NO: What questions should customers be asking their ingredient suppliers during this time?

Shryoc: The global supply chain is facing extraordinary pressure from a multitude of completely unprecedented angles, and nutritional products are not immune from this pressure. Buyers should be evaluating their actual demand for the short and mid-term, and then have direct conversations with their suppliers to determine if product is available in the required quantity. They should also ask if there are new lead times and transport costs. There are definitely solutions to the supply-chain pressure, but we all have to work together.

NO: What are your concerns, if any, on the long-term impact of changes in supply, due to COVID-19, on the supplement industry?

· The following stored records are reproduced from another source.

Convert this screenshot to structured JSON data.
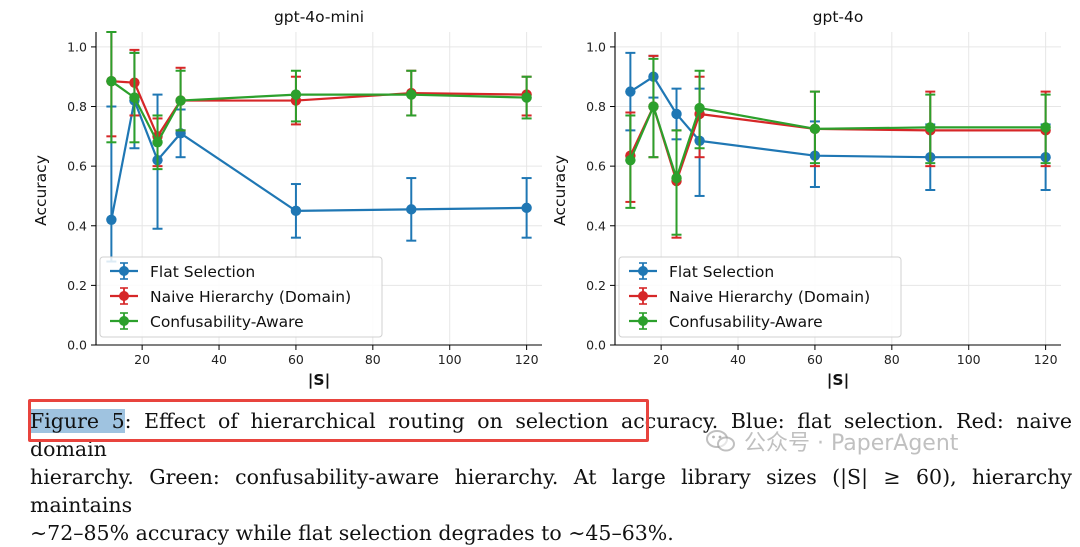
{
  "chart_data": [
    {
      "type": "line",
      "title": "gpt-4o-mini",
      "xlabel": "|S|",
      "ylabel": "Accuracy",
      "xlim": [
        8,
        124
      ],
      "ylim": [
        0,
        1.05
      ],
      "xticks": [
        20,
        40,
        60,
        80,
        100,
        120
      ],
      "yticks": [
        0.0,
        0.2,
        0.4,
        0.6,
        0.8,
        1.0
      ],
      "x": [
        12,
        18,
        24,
        30,
        60,
        90,
        120
      ],
      "grid": true,
      "legend_position": "lower-left",
      "series": [
        {
          "name": "Flat Selection",
          "color": "#1f77b4",
          "values": [
            0.42,
            0.82,
            0.62,
            0.71,
            0.45,
            0.455,
            0.46
          ],
          "err_low": [
            0.28,
            0.66,
            0.39,
            0.63,
            0.36,
            0.35,
            0.36
          ],
          "err_high": [
            0.8,
            0.98,
            0.84,
            0.79,
            0.54,
            0.56,
            0.56
          ]
        },
        {
          "name": "Naive Hierarchy (Domain)",
          "color": "#d62728",
          "values": [
            0.885,
            0.88,
            0.7,
            0.82,
            0.82,
            0.845,
            0.84
          ],
          "err_low": [
            0.7,
            0.77,
            0.6,
            0.72,
            0.74,
            0.77,
            0.77
          ],
          "err_high": [
            1.05,
            0.99,
            0.76,
            0.93,
            0.9,
            0.92,
            0.9
          ]
        },
        {
          "name": "Confusability-Aware",
          "color": "#2ca02c",
          "values": [
            0.885,
            0.83,
            0.68,
            0.82,
            0.84,
            0.84,
            0.83
          ],
          "err_low": [
            0.68,
            0.68,
            0.59,
            0.72,
            0.75,
            0.77,
            0.76
          ],
          "err_high": [
            1.05,
            0.98,
            0.77,
            0.92,
            0.92,
            0.92,
            0.9
          ]
        }
      ]
    },
    {
      "type": "line",
      "title": "gpt-4o",
      "xlabel": "|S|",
      "ylabel": "Accuracy",
      "xlim": [
        8,
        124
      ],
      "ylim": [
        0,
        1.05
      ],
      "xticks": [
        20,
        40,
        60,
        80,
        100,
        120
      ],
      "yticks": [
        0.0,
        0.2,
        0.4,
        0.6,
        0.8,
        1.0
      ],
      "x": [
        12,
        18,
        24,
        30,
        60,
        90,
        120
      ],
      "grid": true,
      "legend_position": "lower-left",
      "series": [
        {
          "name": "Flat Selection",
          "color": "#1f77b4",
          "values": [
            0.85,
            0.9,
            0.775,
            0.685,
            0.635,
            0.63,
            0.63
          ],
          "err_low": [
            0.72,
            0.83,
            0.69,
            0.5,
            0.53,
            0.52,
            0.52
          ],
          "err_high": [
            0.98,
            0.97,
            0.86,
            0.86,
            0.75,
            0.74,
            0.74
          ]
        },
        {
          "name": "Naive Hierarchy (Domain)",
          "color": "#d62728",
          "values": [
            0.635,
            0.8,
            0.55,
            0.775,
            0.725,
            0.72,
            0.72
          ],
          "err_low": [
            0.48,
            0.63,
            0.36,
            0.63,
            0.6,
            0.6,
            0.6
          ],
          "err_high": [
            0.78,
            0.97,
            0.72,
            0.9,
            0.85,
            0.85,
            0.85
          ]
        },
        {
          "name": "Confusability-Aware",
          "color": "#2ca02c",
          "values": [
            0.62,
            0.8,
            0.56,
            0.795,
            0.725,
            0.73,
            0.73
          ],
          "err_low": [
            0.46,
            0.63,
            0.37,
            0.66,
            0.61,
            0.61,
            0.61
          ],
          "err_high": [
            0.77,
            0.96,
            0.72,
            0.92,
            0.85,
            0.84,
            0.84
          ]
        }
      ]
    }
  ],
  "caption": {
    "label": "Figure 5",
    "part1": ":  Effect of hierarchical routing on selection accuracy.  Blue:  flat selection.  Red:  naive domain",
    "line2": "hierarchy.  Green:  confusability-aware hierarchy.  At large library sizes (|S| ≥ 60), hierarchy maintains",
    "line3": "∼72–85% accuracy while flat selection degrades to ∼45–63%."
  },
  "watermark": {
    "text": "公众号 · PaperAgent",
    "icon": "wechat-icon"
  }
}
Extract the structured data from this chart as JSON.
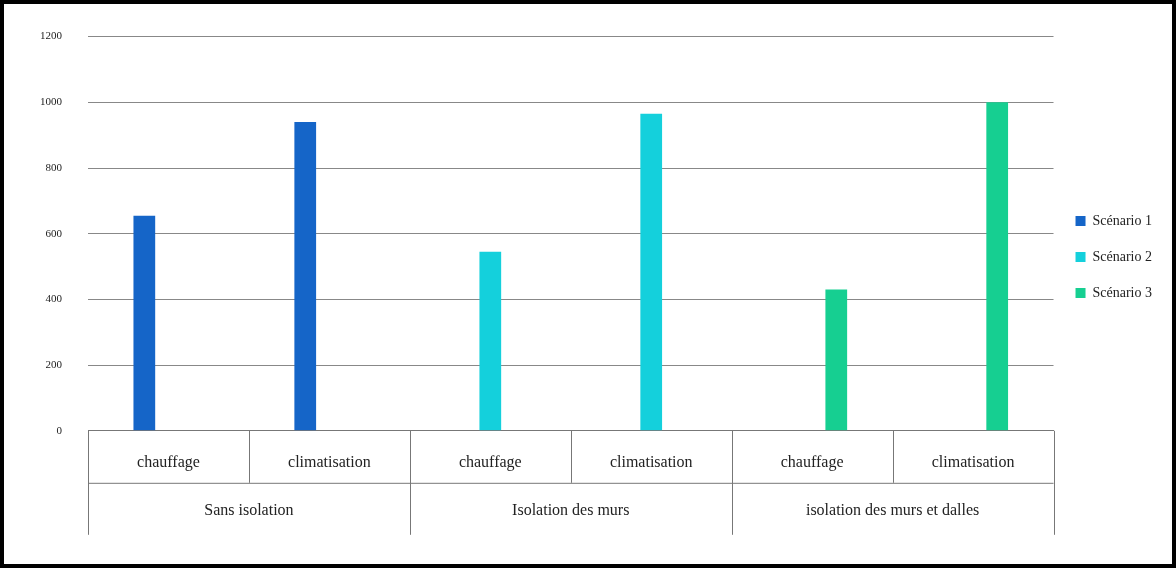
{
  "chart_data": {
    "type": "bar",
    "categories": [
      "chauffage",
      "climatisation",
      "chauffage",
      "climatisation",
      "chauffage",
      "climatisation"
    ],
    "series": [
      {
        "name": "Scénario 1",
        "color": "#1565c8",
        "values": [
          655,
          940,
          null,
          null,
          null,
          null
        ]
      },
      {
        "name": "Scénario 2",
        "color": "#14d0dc",
        "values": [
          null,
          null,
          545,
          965,
          null,
          null
        ]
      },
      {
        "name": "Scénario 3",
        "color": "#16cf91",
        "values": [
          null,
          null,
          null,
          null,
          430,
          1000
        ]
      }
    ],
    "annotations": [
      "Sans isolation",
      "Isolation des murs",
      "isolation des murs et dalles"
    ],
    "ylim": [
      0,
      1200
    ],
    "yticks": [
      0,
      200,
      400,
      600,
      800,
      1000,
      1200
    ],
    "grid": "y",
    "legend": "right"
  }
}
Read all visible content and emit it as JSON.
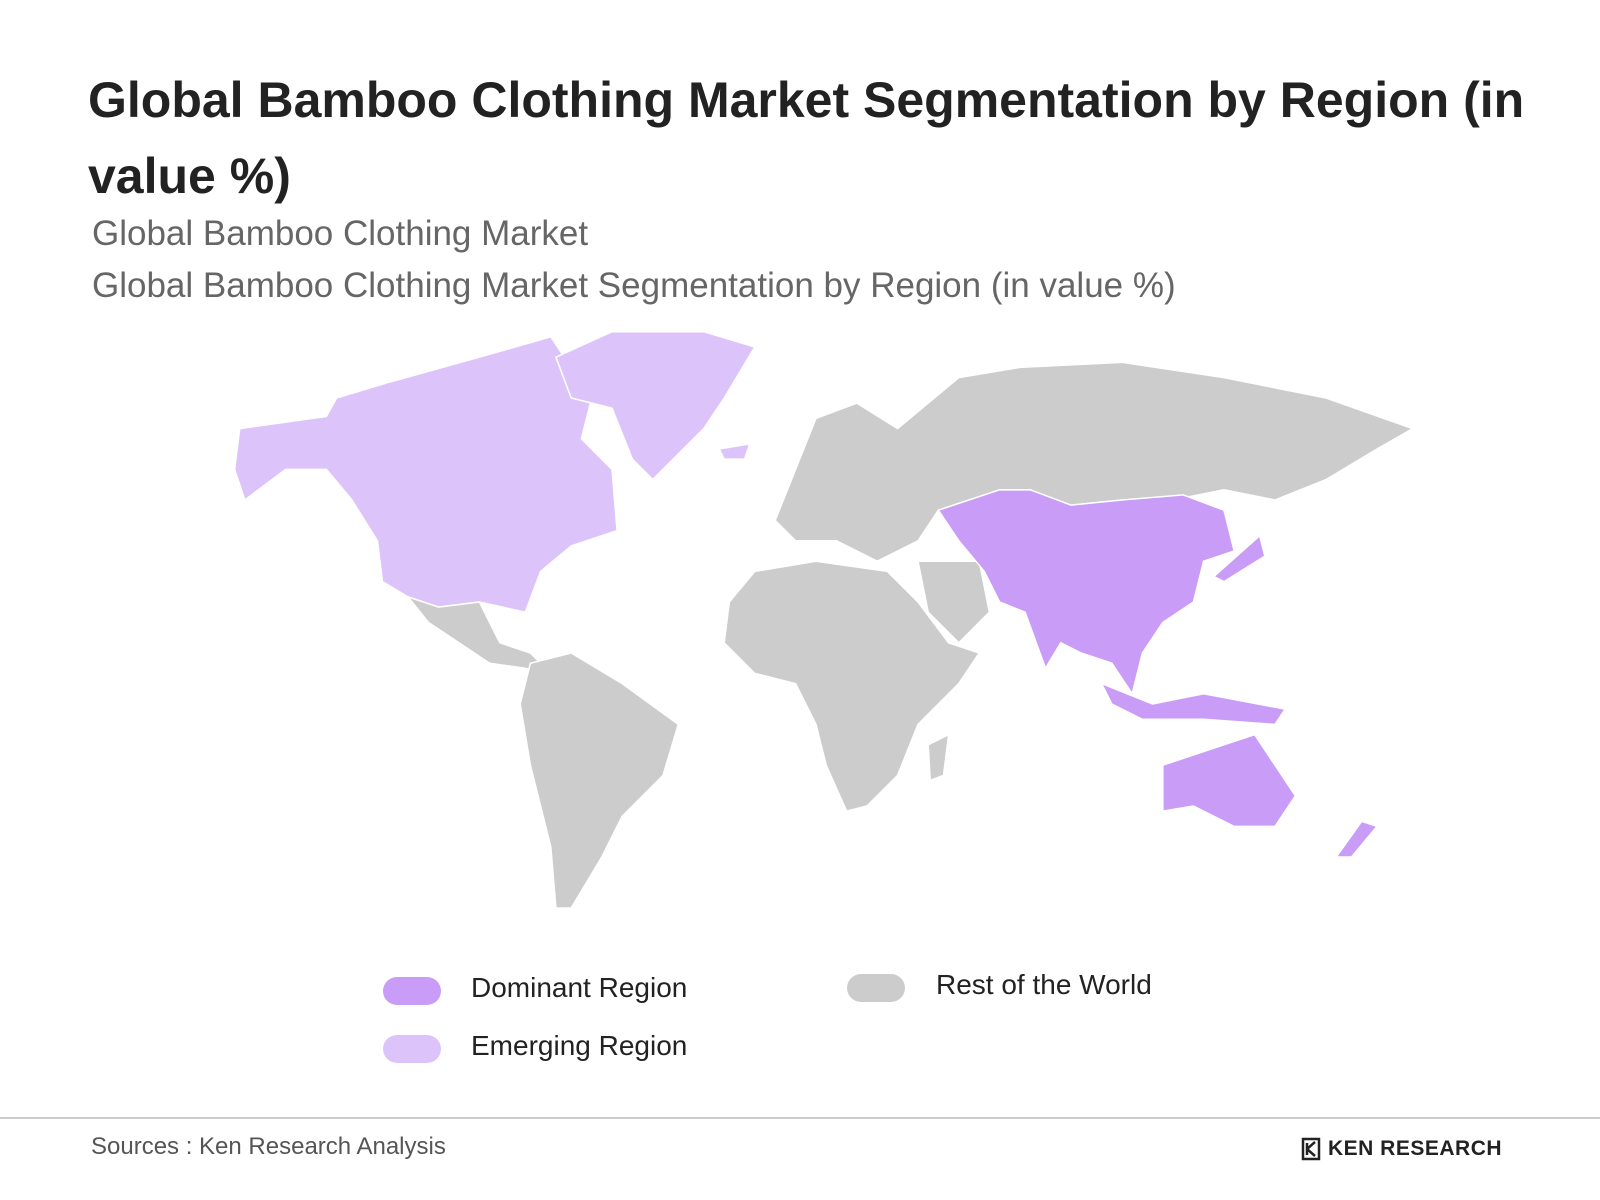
{
  "header": {
    "title": "Global Bamboo Clothing Market Segmentation by Region (in value %)",
    "subtitle": "Global Bamboo Clothing Market",
    "subtitle2": "Global Bamboo Clothing Market Segmentation by Region (in value %)"
  },
  "legend": {
    "items": [
      {
        "label": "Dominant Region",
        "color": "#c99cf7"
      },
      {
        "label": "Emerging Region",
        "color": "#dcc4fb"
      },
      {
        "label": "Rest of the World",
        "color": "#cccccc"
      }
    ]
  },
  "footer": {
    "source": "Sources : Ken Research Analysis",
    "logo": "KEN RESEARCH"
  }
}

Shryoc: Long term, there shouldn’t be much concern for supply. We will always find a way to manufacture, and transport will normalize, or we’ll make necessary adjustments. I am more concern over the demand for products in the long term.

NO: During the 2008 U.S. recession, dietary supplement continued to sell well. Do you expect the same market resilience if there is a recession due to COVID-19?

Shryoc: In comparing the impact on supplements between the 2008 crisis and COVID, I absolutely think supplements will perform better now. I say that because the current recession is directly caused by a health pandemic, not a financial crisis. This is causing people to really think about their health and focus on how they can improve it.

NO: Do you anticipate certain supplement categories will perform better than others in the coming years-perhaps because some are considered more essential?

Shryoc: Everyone is going to say immunity because that category is already through the roof, but in the long term, I think all the supplement categories will outperform other industries. I believe this crisis will cause people to take better care of their health and, in turn, will cause them to consider all healthcare supplements a necessity rather than a luxury.